How can the proposed online learning algorithm be extended to handle more complex demand functions or supply chain structures beyond the Newsvendor setting

The proposed online learning algorithm can be extended to handle more complex demand functions or supply chain structures beyond the Newsvendor setting by incorporating additional features and constraints into the model. One way to achieve this is by introducing more parameters to capture the intricacies of the demand function, such as seasonality, trends, or external factors that may influence demand. This can be done by expanding the feature space in the contextual bandit algorithm to include these variables and allowing the algorithm to learn the relationships between them and the optimal pricing and ordering decisions. Furthermore, the algorithm can be adapted to handle different supply chain structures by modifying the reward functions and best response strategies to accommodate the specific dynamics of the supply chain. For example, in a multi-tier supply chain with multiple suppliers and retailers, the algorithm can be extended to optimize decisions at each level while considering the interdependencies between the different entities. This can involve incorporating hierarchical decision-making processes and coordination mechanisms to ensure alignment and efficiency across the supply chain. Overall, by enhancing the flexibility and adaptability of the online learning algorithm, it can be tailored to address a wide range of demand functions and supply chain structures, making it applicable to diverse real-world scenarios.

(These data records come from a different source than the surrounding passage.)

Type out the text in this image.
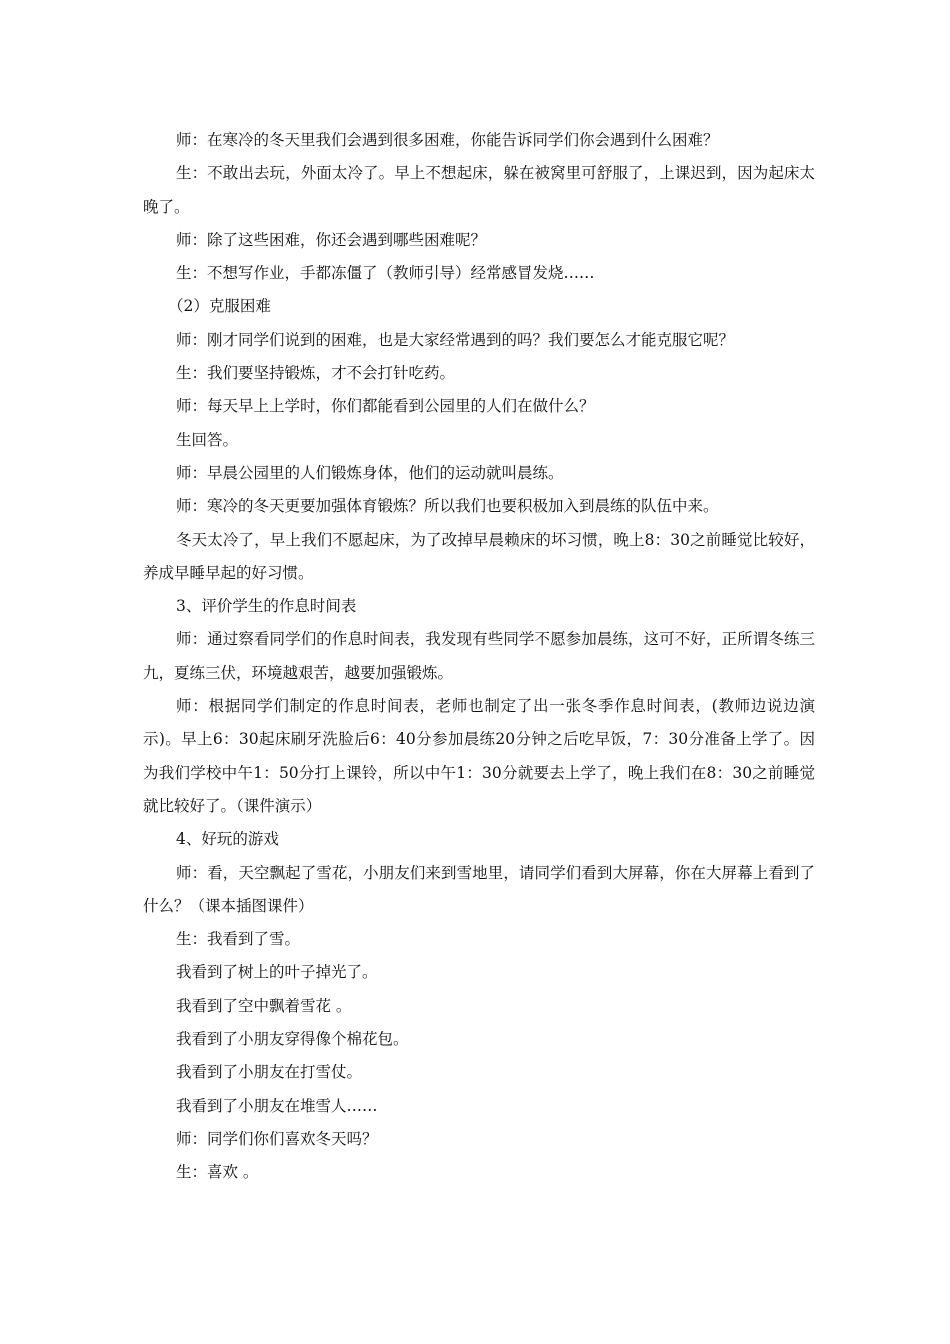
师：在寒冷的冬天里我们会遇到很多困难，你能告诉同学们你会遇到什么困难？

生：不敢出去玩，外面太冷了。早上不想起床，躲在被窝里可舒服了，上课迟到，因为起床太晚了。

师：除了这些困难，你还会遇到哪些困难呢？

生：不想写作业，手都冻僵了（教师引导）经常感冒发烧……

（2）克服困难

师：刚才同学们说到的困难，也是大家经常遇到的吗？我们要怎么才能克服它呢？

生：我们要坚持锻炼，才不会打针吃药。

师：每天早上上学时，你们都能看到公园里的人们在做什么？

生回答。

师：早晨公园里的人们锻炼身体，他们的运动就叫晨练。

师：寒冷的冬天更要加强体育锻炼？所以我们也要积极加入到晨练的队伍中来。

冬天太冷了，早上我们不愿起床，为了改掉早晨赖床的坏习惯，晚上8：30之前睡觉比较好，养成早睡早起的好习惯。

3、评价学生的作息时间表

师：通过察看同学们的作息时间表，我发现有些同学不愿参加晨练，这可不好，正所谓冬练三九，夏练三伏，环境越艰苦，越要加强锻炼。

师：根据同学们制定的作息时间表，老师也制定了出一张冬季作息时间表，(教师边说边演示)。早上6：30起床刷牙洗脸后6：40分参加晨练20分钟之后吃早饭，7：30分准备上学了。因为我们学校中午1：50分打上课铃，所以中午1：30分就要去上学了，晚上我们在8：30之前睡觉就比较好了。（课件演示）

4、好玩的游戏

师：看，天空飘起了雪花，小朋友们来到雪地里，请同学们看到大屏幕，你在大屏幕上看到了什么？（课本插图课件）

生：我看到了雪。

我看到了树上的叶子掉光了。

我看到了空中飘着雪花 。

我看到了小朋友穿得像个棉花包。

我看到了小朋友在打雪仗。

我看到了小朋友在堆雪人……

师：同学们你们喜欢冬天吗？

生：喜欢 。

What are the potential limitations or drawbacks of the optimistic best response approach used by the follower, and how could alternative strategies be incorporated

The optimistic best response approach used by the follower may have potential limitations or drawbacks in certain situations. One limitation is that the optimistic approach assumes that the follower always makes decisions that maximize their immediate reward, which may not always align with long-term strategic goals or overall system optimization. This can lead to suboptimal outcomes in the long run, especially in complex and dynamic supply chain environments where decisions are interconnected and have ripple effects. To address this limitation, alternative strategies could be incorporated into the algorithm to provide a more balanced approach to decision-making. For example, a risk-averse strategy could be implemented to account for uncertainty and variability in demand, ensuring more stable and consistent performance over time. Additionally, a strategic planning component could be integrated to enable the follower to consider the impact of their decisions on the overall supply chain performance and make choices that benefit the system as a whole. By incorporating a mix of optimistic, risk-averse, and strategic decision-making approaches, the algorithm can achieve a more robust and adaptive behavior that balances short-term gains with long-term sustainability and efficiency in the supply chain.

Given the focus on regret minimization, how could the framework be adapted to also consider other performance metrics, such as social welfare or fairness, in the supply chain competition

To adapt the framework to consider other performance metrics such as social welfare or fairness in the supply chain competition, additional objectives and constraints can be incorporated into the algorithm. This can involve modifying the reward functions to include terms that capture social welfare considerations, such as the impact on stakeholders, communities, or the environment. By optimizing for a combination of profit, social welfare, and fairness, the algorithm can promote more sustainable and ethical decision-making in the supply chain. Furthermore, fairness constraints can be introduced to ensure equitable outcomes for all parties involved in the supply chain competition. This can involve incorporating fairness metrics, such as distributional fairness or equality of opportunity, into the optimization process to prevent biases or disparities in decision-making. By expanding the framework to consider a broader set of performance metrics and incorporating fairness and social welfare considerations, the algorithm can promote more responsible and inclusive supply chain practices that benefit not only the individual firms but also society as a whole.